Delicious Banana Sweet Potato Quick Bread (Gf/DF)
This banana sweet potato quick bread is made with high-quality ingredients, has a moist but sliceable texture, is gluten-free, and best of all, it tastes delicious. Perfect for quick breakfast, packed with lunches, or as a snack.
Prep Time25 minutes mins
Cook Time55 minutes mins
Total Time1 hour hr 20 minutes mins
Course: Appetizer, Breakfast, Brunch, Dessert, Snack
Cuisine: American
Keyword: Banana Bread, Fresh-Milled Flour, Gluten-Free, Quick Bread, Sweet Potato Banana Bread, Sweet Potato Bread
Servings: 16 slices
Flours
- 150 g Oat flour 1¼ cups
- 180 g Sorghum flour 1½ cups
Leavening & Spice
- 18 g Baking powder 1 Tbsp + 1 tsp
- 3 g Baking soda ½ tsp
- 6 g Salt 1 tsp
- 5 g Cinnamon 2 tsp
Wet Ingredients
- 150 g Mashed banana ≈ 3/4 cups
- 150 g Mashed sweet potato ≈ 3/4 cups
- 165 g Brown sugar, packed ¾ cup
- 75 g Avocado oil ⅓ cup
- 120 g Milk, dairy-free ½ cup
- 5 g Apple cider vinegar 1 tsp
- 2 Eggs ≈100 g
Freshly mill oat and sorghum into flours.

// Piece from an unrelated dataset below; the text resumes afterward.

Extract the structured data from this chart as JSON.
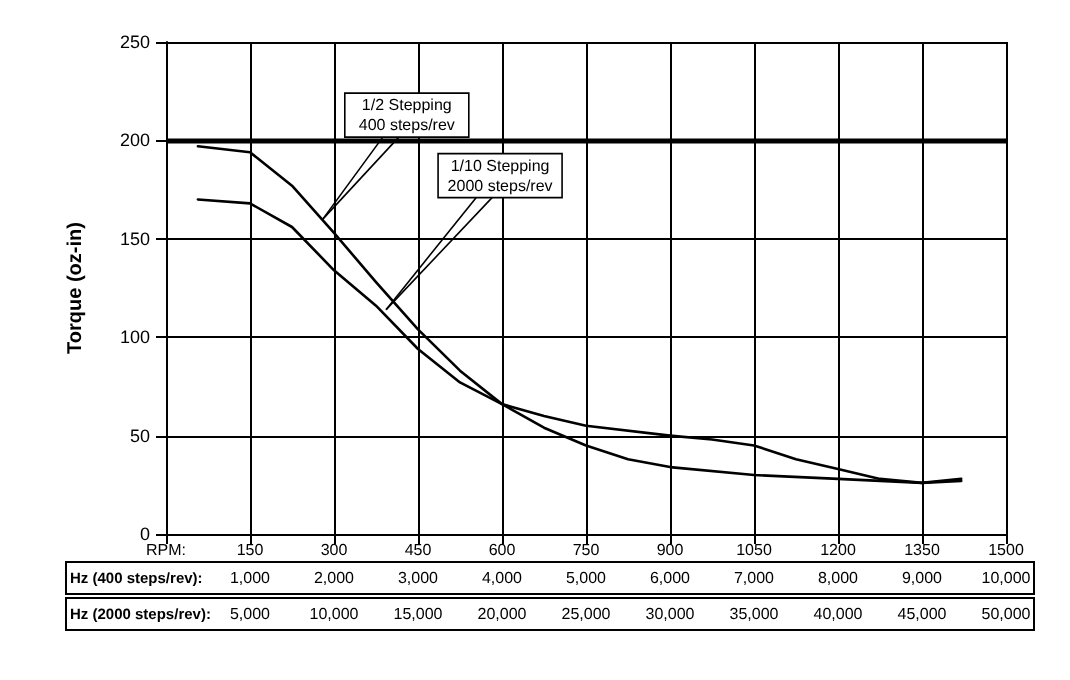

To flours, add baking powder, baking soda, salt, and cinnamon. Mix well.
In a separate large mixing bowl, puree banana, sweet potato, and combine wet ingredients until well incorporated.
While mixing, add dry ingredients to wet ingredients about 1/4-1/2 cup at a time, mixing well until batter is fully combined.
Pour batter into a greased 8X4 bread loaf pan.
Bake at 350 degrees for 55-60 minutes, or until internal temp reaches 200-205 degrees.
Allow to cool completely in pan on a wire rack before inverting and slicing to serve.